Era uma vez um construtor de classe média que morava no subúrbio de Chislehurst, no sudeste de Londres. Seu nome era William Willett (1856-1915). E, não fosse por ele, os britânicos – e um quarto do planeta, incluindo os Estados Unidos – talvez nunca tivessem adotado o horário de verão.
Willett adorava espaços ao ar livre. Ele andava a cavalo em uma manhã de verão em 1905, quando observou que muitas cortinas permaneciam fechadas, evitando que a luz do sol entrasse nas casas. Ele teve então uma ideia: por que não adiantar os relógios antes do início do verão?

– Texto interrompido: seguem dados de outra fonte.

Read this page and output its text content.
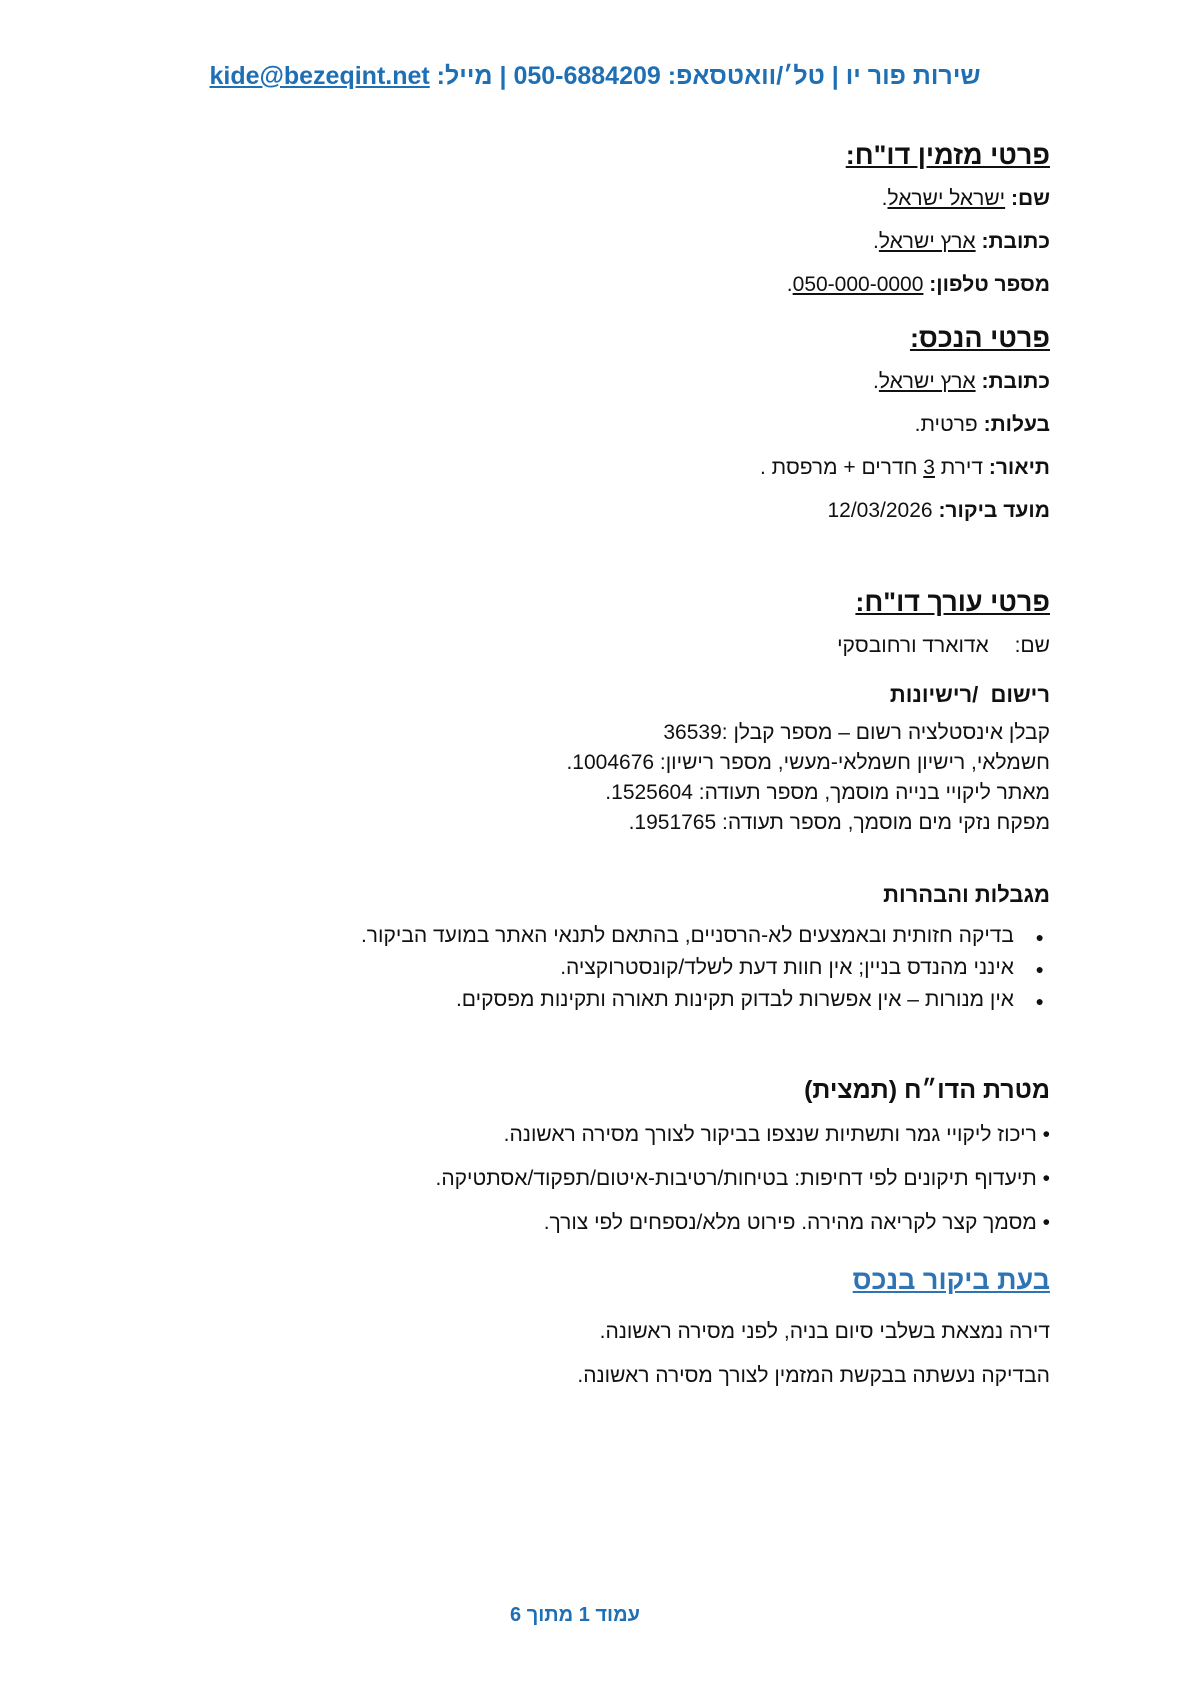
שירות פור יו | טל׳/וואטסאפ: 050-6884209 | מייל: kide@bezeqint.net

פרטי מזמין דו"ח:

שם: ישראל ישראל.
כתובת: ארץ ישראל.
מספר טלפון: 050-000-0000.

פרטי הנכס:

כתובת: ארץ ישראל.
בעלות: פרטית.
תיאור: דירת 3 חדרים + מרפסת .
מועד ביקור: 12/03/2026

פרטי עורך דו"ח:

שם: אדוארד ורחובסקי

רישום  /רישיונות

קבלן אינסטלציה רשום – מספר קבלן :36539
חשמלאי, רישיון חשמלאי-מעשי, מספר רישיון: 1004676.
מאתר ליקויי בנייה מוסמך, מספר תעודה: 1525604.
מפקח נזקי מים מוסמך, מספר תעודה: 1951765.

מגבלות והבהרות

● בדיקה חזותית ובאמצעים לא-הרסניים, בהתאם לתנאי האתר במועד הביקור.
● אינני מהנדס בניין; אין חוות דעת לשלד/קונסטרוקציה.
● אין מנורות – אין אפשרות לבדוק תקינות תאורה ותקינות מפסקים.

מטרת הדו״ח (תמצית)

• ריכוז ליקויי גמר ותשתיות שנצפו בביקור לצורך מסירה ראשונה.
• תיעדוף תיקונים לפי דחיפות: בטיחות/רטיבות-איטום/תפקוד/אסתטיקה.
• מסמך קצר לקריאה מהירה. פירוט מלא/נספחים לפי צורך.

בעת ביקור בנכס

דירה נמצאת בשלבי סיום בניה, לפני מסירה ראשונה.
הבדיקה נעשתה בבקשת המזמין לצורך מסירה ראשונה.
עמוד 1 מתוך 6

Willett não foi o primeiro a idealizar essa medida. Civilizações antigas já reduziam e aumentavam a duração dos dias, dependendo da estação. Na Roma Antiga, por exemplo, uma hora poderia durar 44 minutos no inverno e 75, no verão.
Em 1895, o entomólogo neozelandês George Hunter propôs uma mudança de duas horas, mas sua ideia foi ridicularizada. E, seis anos depois, em 1901, o rei britânico Eduardo 7º (1841-1910) atrasou os relógios em 30 minutos em Sandringham, no Reino Unido (onde fica uma das residências reais), para poder passar mais tempo caçando. Mas coube a Willett fazer com que o horário de verão fosse finalmente adotado.
Em 1907, ele publicou um panfleto independente intitulado Waste of Daylight (“Desperdício da Luz do Dia”, em tradução livre), defendendo que os relógios fossem adiantados no Reino Unido quatro vezes em abril, em 20 minutos a cada vez, retornando da mesma forma ao horário normal em setembro.
Willett defendia que, além de aumentar as oportunidades de lazer, a medida reduziria os gastos com iluminação. Seus apoiadores incluíam políticos importantes – entre eles, dois futuros primeiros-ministros britânicos: David Lloyd George (1863-1945) e um jovem chamado Winston Churchill (1874-1965), na época presidente da Câmara de Comércio.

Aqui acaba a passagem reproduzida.